Re: java.lang.StackOverflowError when calling count()

randylu
In reply to this post by Tathagata Das
hi, TD. I also fall into the trap of long lineage, and your suggestions do work well. But i don't understand why the long lineage can cause stackover, and where it takes effect?
Reply | Threaded
Open this post in threaded view
|

Re: java.lang.StackOverflowError when calling count()

Tathagata Das
The long lineage causes a long/deep Java object tree (DAG of RDD objects), which needs to be serialized as part of the task creation. When serializing, the whole object DAG needs to be traversed leading to the stackoverflow error. 

TD


On Mon, Aug 11, 2014 at 7:14 PM, randylu <[hidden email]> wrote:
hi, TD. I also fall into the trap of long lineage, and your suggestions do
work well. But i don't understand why the long lineage can cause stackover,
and where it takes effect?



--
View this message in context: http://apache-spark-user-list.1001560.n3.nabble.com/java-lang-StackOverflowError-when-calling-count-tp5649p11941.html
Sent from the Apache Spark User List mailing list archive at Nabble.com.

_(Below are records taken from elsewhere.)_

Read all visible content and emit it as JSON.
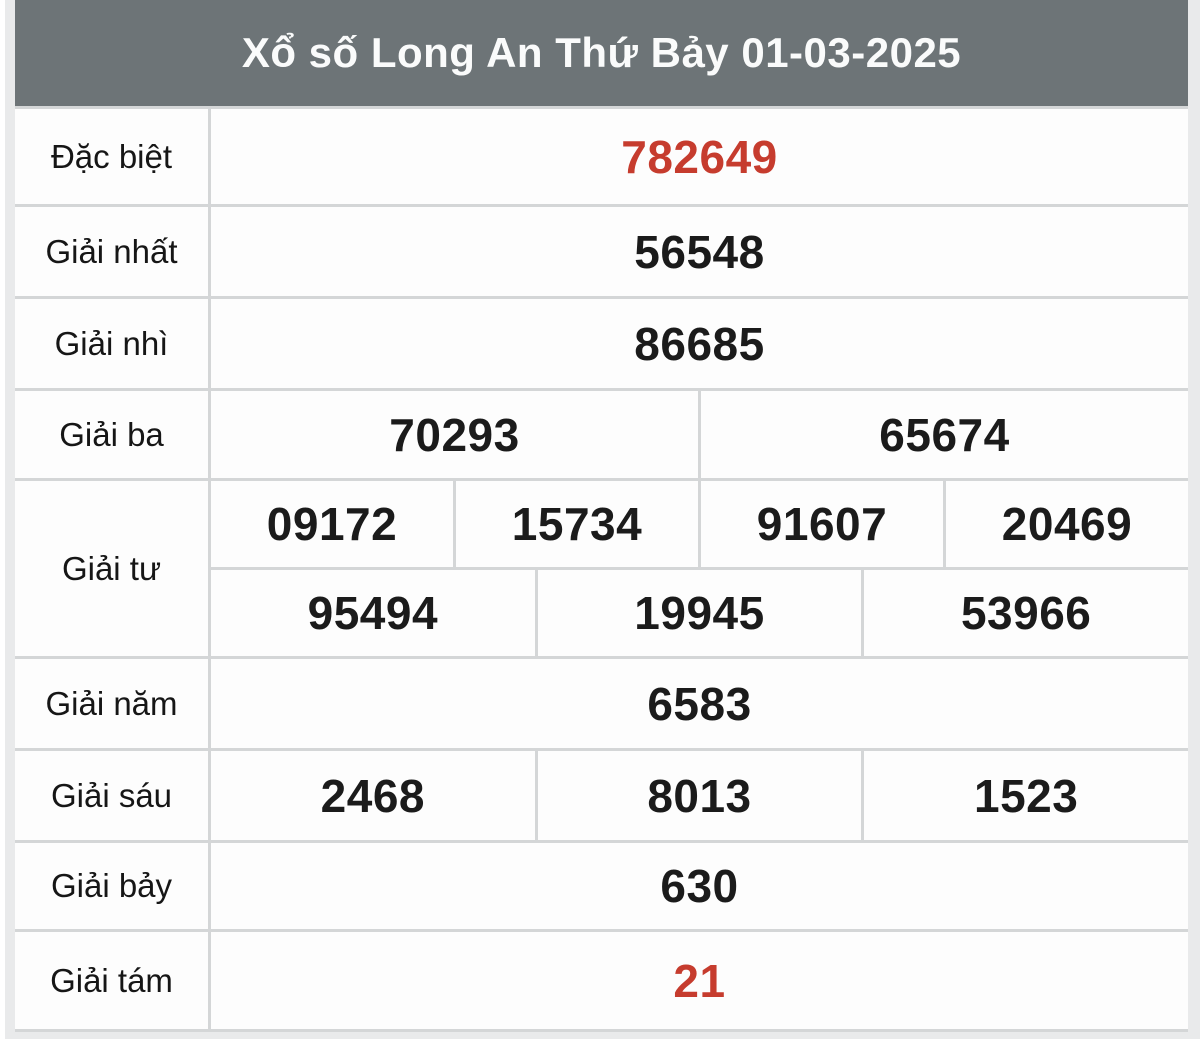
{
  "header": {
    "title": "Xổ số Long An Thứ Bảy 01-03-2025"
  },
  "colors": {
    "header_bg": "#6d7477",
    "header_text": "#fafbfb",
    "highlight_red": "#c63c2e",
    "number_text": "#1b1b1b",
    "cell_bg": "#fdfdfd",
    "grid_line": "#d4d6d7",
    "page_bg": "#e9eaeb"
  },
  "prizes": [
    {
      "name": "Đặc biệt",
      "values": [
        "782649"
      ],
      "highlight": true
    },
    {
      "name": "Giải nhất",
      "values": [
        "56548"
      ]
    },
    {
      "name": "Giải nhì",
      "values": [
        "86685"
      ]
    },
    {
      "name": "Giải ba",
      "values": [
        "70293",
        "65674"
      ]
    },
    {
      "name": "Giải tư",
      "values": [
        "09172",
        "15734",
        "91607",
        "20469",
        "95494",
        "19945",
        "53966"
      ]
    },
    {
      "name": "Giải năm",
      "values": [
        "6583"
      ]
    },
    {
      "name": "Giải sáu",
      "values": [
        "2468",
        "8013",
        "1523"
      ]
    },
    {
      "name": "Giải bảy",
      "values": [
        "630"
      ]
    },
    {
      "name": "Giải tám",
      "values": [
        "21"
      ],
      "highlight": true
    }
  ]
}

---------------------------------------------------------------------
To unsubscribe, e-mail: [hidden email]
For additional commands, e-mail: [hidden email]


Reply | Threaded
Open this post in threaded view
|

Re: java.lang.StackOverflowError when calling count()

randylu
hi, TD. Thanks very much! I got it.
Reply | Threaded
Open this post in threaded view
|

Re: java.lang.StackOverflowError when calling count()

alfa
This post has NOT been accepted by the mailing list yet.
In reply to this post by Tathagata Das
Hello,

Can you please elaborate the 3rd point you mention ?  (i.e. "3. Create a modified RDD R` which has the same data as RDD R but does not have the lineage. This is done by creating a new BlockRDD using the ids of blocks of data representing the in-memory R (can elaborate on that if you want).")  

Thanks.
Reply | Threaded
Open this post in threaded view
|

Re: java.lang.StackOverflowError when calling count()

Anuj
This post has NOT been accepted by the mailing list yet.
In reply to this post by Guanhua Yan
We were getting the same problem also. Funny thing our code worked with larger data set and failed for a reduced data set. Anyway we are thinking on passing stacksize override params to jvm may be that can help you.

Please give it a try and let me know.

--conf spark.executor.extraJavaOptions=-Xss8m --conf spark.driver.extraJavaOptions=-Xss8m

taking 8m is kind a overkill for stack size, so you can start with 4m.